36 永眼寺の和尚

 すみれは山の上へと連なる石段を見上げた。中途に厳かな山門が立っている。この上に本堂が建っているのだろう。ここが潤一の実家、永眼寺なのだ。

 すみれはやれやれ、と思いながら急な石段を登って行った。

 山門の陰で一息つく。見れば、筋肉が隆々とした金剛力士が宙を睨んでいる。

 また気合いを入れ直して、石段を登る。その上に本堂はあった。わりに大きな木造の本堂である。ふと池のほとりを見れば、庭を箒で掃いているスキンヘッドで白髭の老人を見つけた。すみれは近づいて行った。

「すみません。ご住職は中にいらっしゃいますか」

 老人は、振り返り、すみれの顔をじっと見つめると、

「ふうむ。その顔には、何か深い悩みがあるようじゃ。暗い顔じゃ。こわいこわい……」

 と言いながら、また無心になって箒を掃きだすので、すみれは腹が立った。

「あの、ご住職、中にいますか?」

「……住職とは、鉄海和尚のことかね」

「はい」

「お主がじっと見つめておるわしがそれじゃ」

 なるほど、すみれは合点がいった。この白髭の老人こそがこの寺の住職、西岡鉄海なのだ。

「ちょっとお尋ねしたいことがあって……」

「言わんでも分かる。失恋でもしたのだろう。まあ、中に入ろう」

 和尚は箒をひょいと肩に乗せると、鼻歌を歌いながら、のんびりと本堂に入っていったのである。

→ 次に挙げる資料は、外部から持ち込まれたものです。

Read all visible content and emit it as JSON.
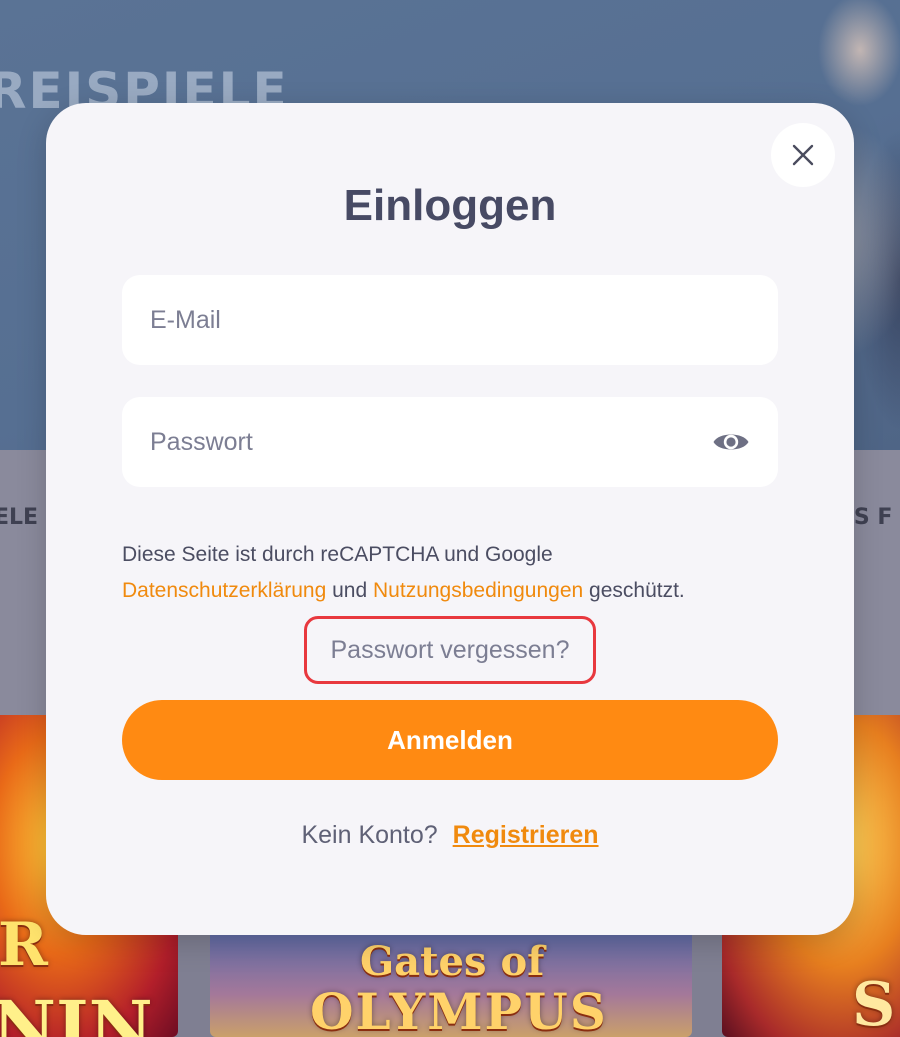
{
  "background": {
    "hero_title": "REISPIELE",
    "side_label_left": "ELE",
    "side_label_right": "US F",
    "tiles": {
      "left_top": "R",
      "left_bottom": "NIN",
      "mid_line1": "Gates of",
      "mid_line2": "OLYMPUS",
      "right": "S"
    }
  },
  "modal": {
    "title": "Einloggen",
    "email_placeholder": "E-Mail",
    "password_placeholder": "Passwort",
    "recaptcha": {
      "text_before": "Diese Seite ist durch reCAPTCHA und Google",
      "privacy_link": "Datenschutzerklärung",
      "and": "und",
      "terms_link": "Nutzungsbedingungen",
      "text_after": "geschützt."
    },
    "forgot_password": "Passwort vergessen?",
    "submit_label": "Anmelden",
    "no_account_text": "Kein Konto?",
    "register_link": "Registrieren"
  },
  "icons": {
    "close": "close-icon",
    "password_visibility": "eye-icon"
  },
  "colors": {
    "accent": "#ff8a12",
    "link": "#f08a0e",
    "title": "#474a64",
    "modal_bg": "#f6f5f9",
    "highlight_border": "#e8383e"
  }
}
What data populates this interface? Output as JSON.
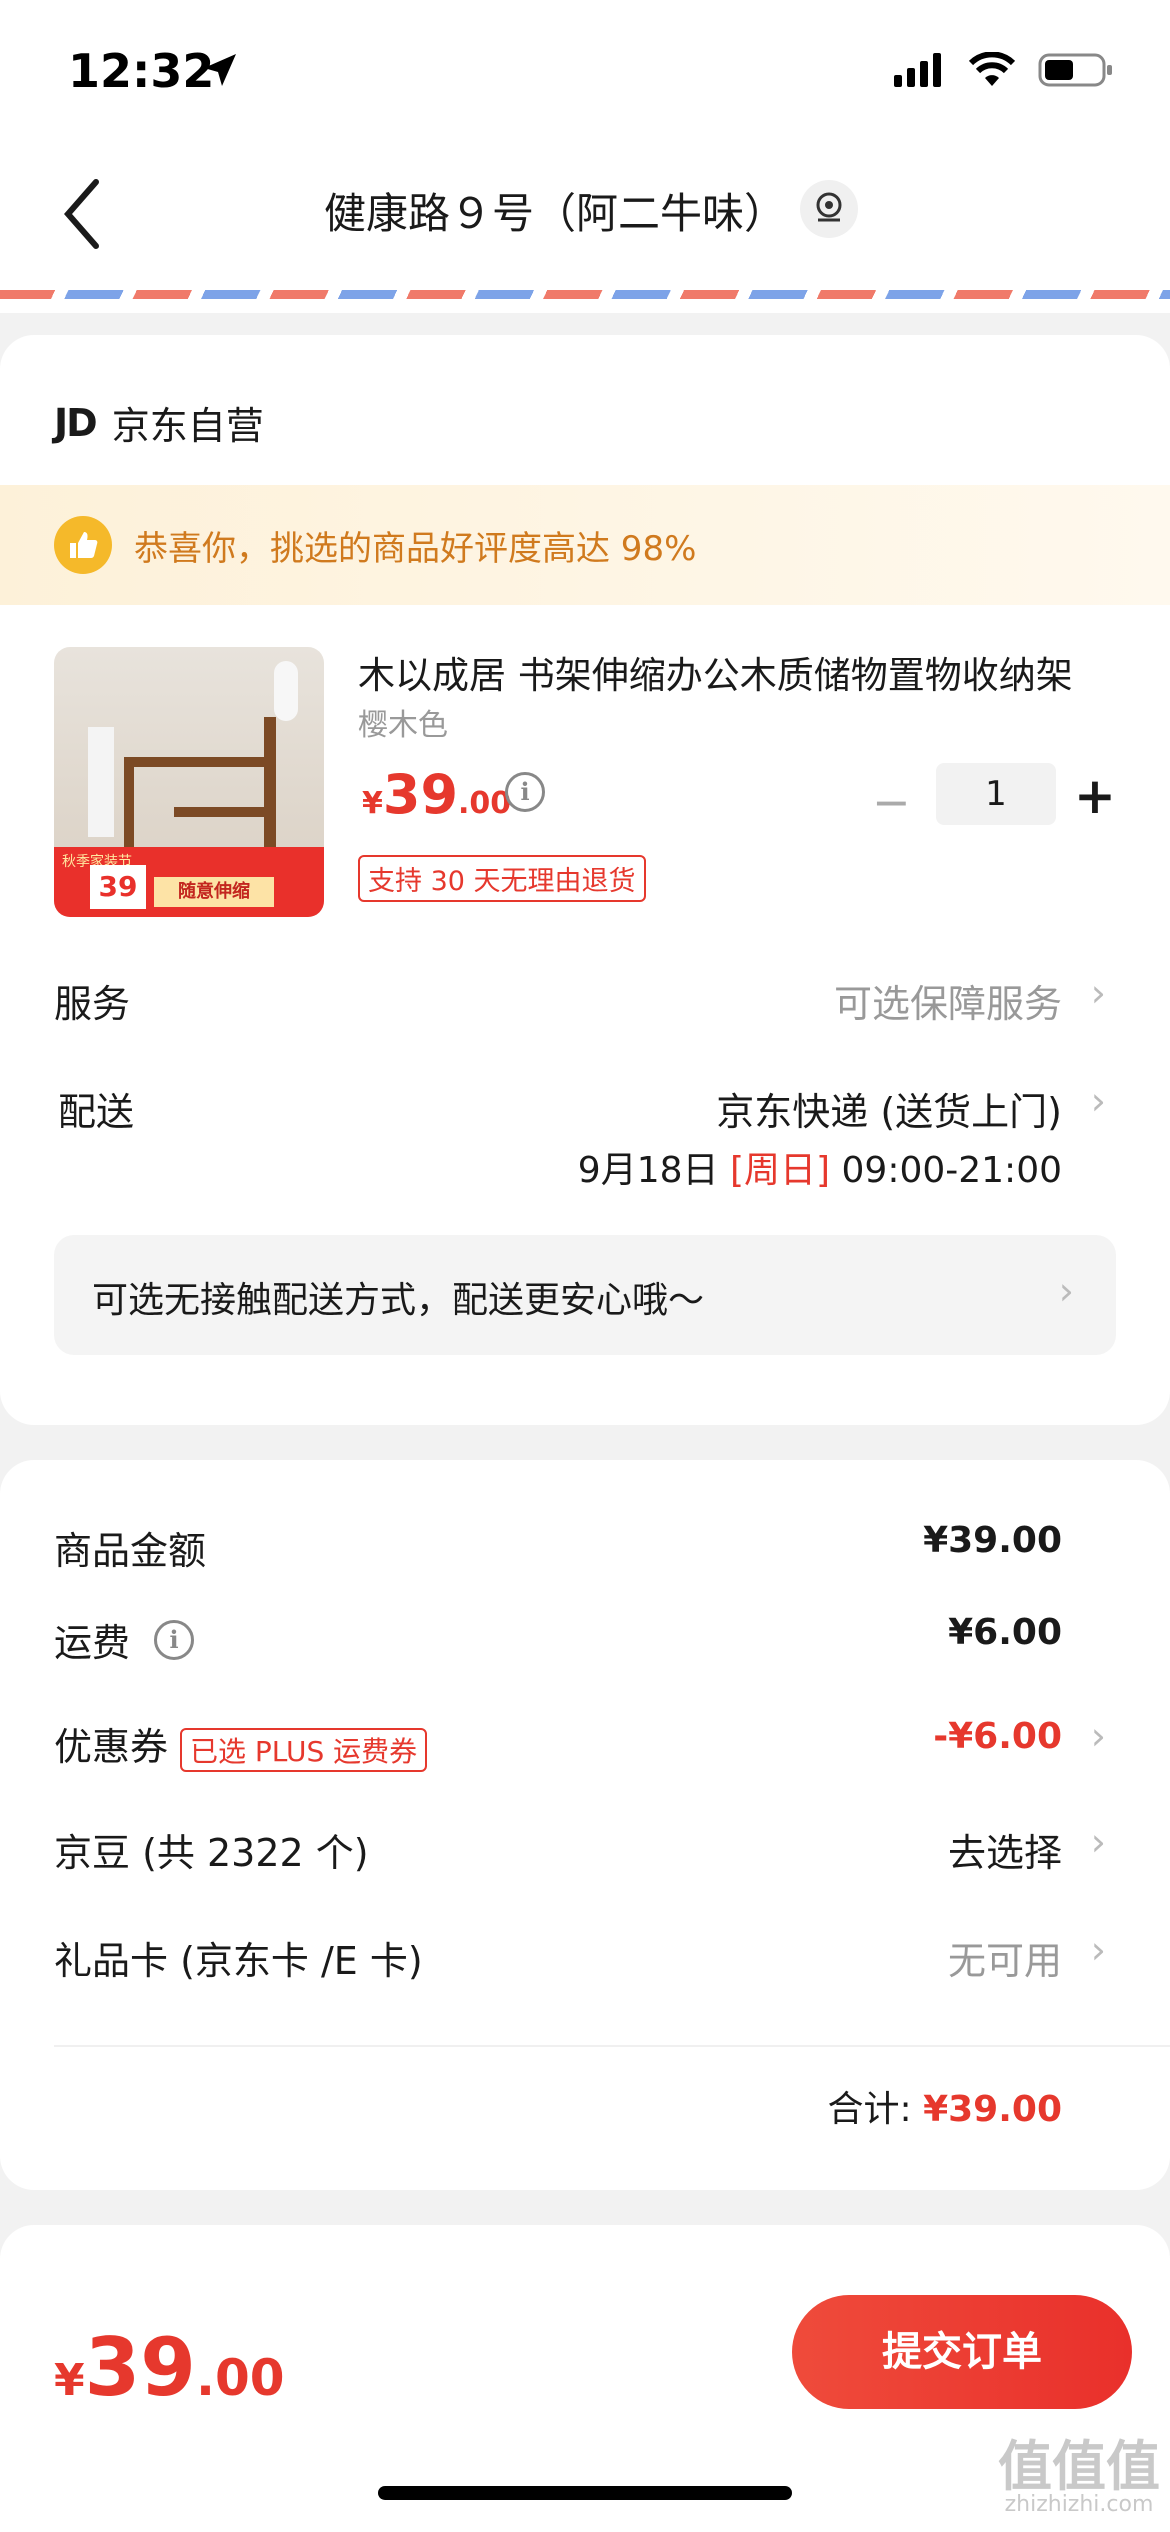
{
  "status_bar": {
    "time": "12:32"
  },
  "nav": {
    "title": "健康路９号（阿二牛味）"
  },
  "shop": {
    "logo": "JD",
    "name": "京东自营"
  },
  "banner": {
    "text": "恭喜你，挑选的商品好评度高达 98%"
  },
  "product": {
    "title": "木以成居 书架伸缩办公木质储物置物收纳架",
    "variant": "樱木色",
    "price_symbol": "¥",
    "price_int": "39",
    "price_dec": ".00",
    "quantity": "1",
    "minus": "−",
    "plus": "+",
    "return_tag": "支持 30 天无理由退货",
    "image_promo": {
      "price": "39",
      "tag": "随意伸缩",
      "top": "秋季家装节"
    }
  },
  "service": {
    "label": "服务",
    "value": "可选保障服务"
  },
  "delivery": {
    "label": "配送",
    "method": "京东快递 (送货上门)",
    "date": "9月18日",
    "weekday": "[周日]",
    "time": "09:00-21:00"
  },
  "contactless": {
    "text": "可选无接触配送方式，配送更安心哦～"
  },
  "summary": {
    "goods_label": "商品金额",
    "goods_value": "¥39.00",
    "shipping_label": "运费",
    "shipping_value": "¥6.00",
    "coupon_label": "优惠券",
    "coupon_tag": "已选 PLUS 运费券",
    "coupon_value": "-¥6.00",
    "beans_label": "京豆 (共 2322 个)",
    "beans_value": "去选择",
    "giftcard_label": "礼品卡 (京东卡 /E 卡)",
    "giftcard_value": "无可用",
    "total_label": "合计:",
    "total_value": "¥39.00"
  },
  "footer": {
    "price_symbol": "¥",
    "price_int": "39",
    "price_dec": ".00",
    "submit": "提交订单"
  },
  "watermark": {
    "text": "值值值",
    "sub": "zhizhizhi.com"
  },
  "colors": {
    "accent": "#e6382d",
    "banner_text": "#d07a1e"
  },
  "icons": [
    "location-arrow-icon",
    "signal-icon",
    "wifi-icon",
    "battery-icon",
    "back-icon",
    "location-pin-icon",
    "thumbs-up-icon",
    "info-icon",
    "chevron-right-icon"
  ]
}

 鉄海和尚は、しばらくの間「男はいくらでもおるのじゃ」という言葉を、壊れたラジオのように繰り返していた。すみれは腹が立ってきて、何度も「そうじゃないんです!」を繰り返した。

「私がお聞きしたいのは、潤一さんのことです」

 途端に、和尚は眉を吊り上げた。

「潤一のこと……お主、なんじゃ、潤一の知り合いか」

「そうじゃありません。訳あって、尾上家のことを調べているのですけど、潤一さんのお話を聞かせて頂けませんか?」

 和尚はようやく合点がいったように深く頷いた。

「そうか、そうか。確かにお主、訳がありそうな顔をしておるわい。そうか。失恋ではなかったか。わしゃ、てっきり……そんなことはもう良い。それで、確かに潤一は尾上和潤の息子だった。そして、潤一の母親はわしの娘の吉子じゃ。あれは忘れてもせん、和潤が三十六の時じゃった。あの男がこの寺に出入りしていたかと思うと、ある日、吉子が身籠ってしまった。わしゃ、何も気付かんでな。そうして産まれてきたのが潤一じゃった。産まれながらしても、大変な業を背負ったものじゃ。吉子は和潤のことが忘れられずにいたが、和潤は世間をはばかって、吉子に会いに来ることもなくなった。なんだか、わしゃ、吉子のことが可哀想でな、心配になったものじゃ。その後で、吉子は病に倒れてしもうた。わしゃぁ、和潤はひどい男だと思った。だけど、吉子は和潤の恨み言もひと言も言わずに、極楽に旅立っていってしもうた。わしゃ、それがかえって可哀想に思ったものじゃ……」

 すみれは何も言えずに、ただ頷いていた。


「なあ、可哀想なもんじゃろぉ。潤一は、母のことを想って生きておった。どうにかして、救いたいと思っておったようだが、何の施しもできず、吉子は死んでしまったのじゃ。潤一はただ、母があの世で苦労することがないようにと、お経と念仏ばかり唱えておった。その潤一もこの前、病に倒れて、しばらく闘病しておったが駄目じゃった……」

 和尚は何かしみじみと語っている。すみれは、重い口をようやく開いた。

「お葬式には弟の東三さんがいらしたのですね?」

「弟? 東三は潤一の弟ではない。兄じゃ。なんでも東三は和潤が三十三歳の時の子じゃ。潤一は和潤が三十六歳の時の子。潤一は東三より三つほど若いのじゃ」

 またわたしは勘違いしていた、とすみれは思った。すみれはてっきり潤一が兄なのかと思っていた。なんだかその勘違いを口走ったことが無性に恥ずかしくなった。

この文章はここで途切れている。